Cats - like most other animals - prefer their food and water fresh, and running water is most appealing for that reason. Too, the motion of water coming out of a faucet is probably appealing to their sense of hearing and sight. Some cats will even put their paw into their water dish and "swirl" it around so they can drinking "running" water.

Why does a cat hide when it is sick or dying?

Instinct tells a cat to hide where a predator can't find them. When a cat is ill, it may think it is being stalked - so it hides.

Why does a cat spend so much time grooming?

Besides the obvious purpose of hygiene and the social aspects, grooming helps cats cope with confrontation or embarassment (you may have noticed that if a cat accidentally falls off a chair, the first thing he does is nonchalantly wash himself, as though he intended to get down in the first place.

Why does a cat frequently demand attention when you're on the telephone?

The cat, since it can't see the person you are talking to, presumes you are talking to him, and is responding to what he perceives is your conversation with him.

Why does a cat scratch the furniture or a scratching post?

While some people think a cat scratches to sharpen its claws, that is probably inaccurate. There are typically two reasons for scratching: the cat is marking its territory (cats have sweat glands between their paw pads, and scratching leaves their scent on the clawed object); or, the cat is "filing down" its nails and removing the outer layer

Why does a cat suddenly bite or hiss at a person after it's been petted for a while?

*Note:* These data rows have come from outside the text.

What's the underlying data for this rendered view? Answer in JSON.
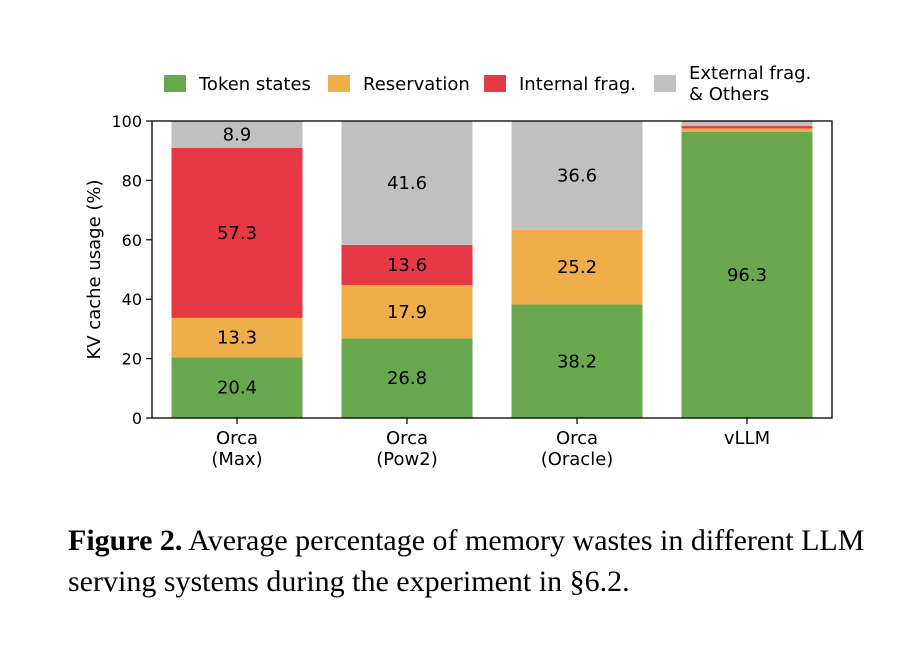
{
  "chart_data": {
    "type": "bar",
    "stacked": true,
    "categories": [
      [
        "Orca",
        "(Max)"
      ],
      [
        "Orca",
        "(Pow2)"
      ],
      [
        "Orca",
        "(Oracle)"
      ],
      [
        "vLLM"
      ]
    ],
    "series": [
      {
        "name": "Token states",
        "color": "#6aa84f",
        "values": [
          20.4,
          26.8,
          38.2,
          96.3
        ]
      },
      {
        "name": "Reservation",
        "color": "#efae4a",
        "values": [
          13.3,
          17.9,
          25.2,
          1.2
        ]
      },
      {
        "name": "Internal frag.",
        "color": "#e63946",
        "values": [
          57.3,
          13.6,
          0,
          0.8
        ]
      },
      {
        "name": "External frag.\n& Others",
        "color": "#c0c0c0",
        "values": [
          8.9,
          41.6,
          36.6,
          1.7
        ]
      }
    ],
    "data_labels": [
      [
        "20.4",
        "13.3",
        "57.3",
        "8.9"
      ],
      [
        "26.8",
        "17.9",
        "13.6",
        "41.6"
      ],
      [
        "38.2",
        "25.2",
        "",
        "36.6"
      ],
      [
        "96.3",
        "",
        "",
        ""
      ]
    ],
    "ylabel": "KV cache usage (%)",
    "xlabel": "",
    "ylim": [
      0,
      100
    ],
    "yticks": [
      0,
      20,
      40,
      60,
      80,
      100
    ],
    "grid": false,
    "legend_position": "top"
  },
  "caption": {
    "lead": "Figure 2.",
    "text": " Average percentage of memory wastes in different LLM serving systems during the experiment in §6.2."
  }
}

If a person persists in touching a sensitive area (such as the cat's tail, ears, or belly), the cat might give a gentle nip to as a way of staying "stop." Too, some cats can tolerate pleasurable stroking only for short periods of time; again, he may communicate "stop it" with a nip or cuff of his paw.

Why do some cats insist on tipping over their water dish, or take food out of the dish and drop it on the floor to eat?

Most cats do not like to eat or drink out of bowls if the sides touch their whiskers. Also, if a bowl is too deep, the cat may take the food out for convenience. A wider, shallower bowl will probably eliminate this behavior.

Why does a cat chatter when he sees a bird?

When a cat kills prey, it bites down quickly several times. The "chatter" is simulating the cat's behavior at the time of attack.
Alternatively (according to a visitor): it's pure and simple frustration. When a cat is stalking or killing a bird, they're almost invariably completely silent. It's when they are shut off from the prey that they chatter.

Why is a cat able to land on its feet from a fall?

When falling, the cat uses its tail to right itself and swivels its body in mid-air, so that it is facing the ground, and lands with its back arched to absorb the shock. Cats have very flexible bodies, so the swiveling is easy for them to do.

Why do cats like crinkly sounds?

Crinkly sounds are similar to the high-pitched noises of rodents, birds, and crickets, so the crisp, crinkly sound of a crumpled piece of paper or walking into a paper bag stimulates the cat's "prey response."

Why does a cat swish his tail?

Cats use their tail to communicate their mood.

Why do cats chew on plants?

It could be that the grass helps the cat get rid of fur swallowed while grooming, or that grass provides fiber or vitamins and minerals not found in meat. Some plants are poisonous to a cat; others are okay for nibbling.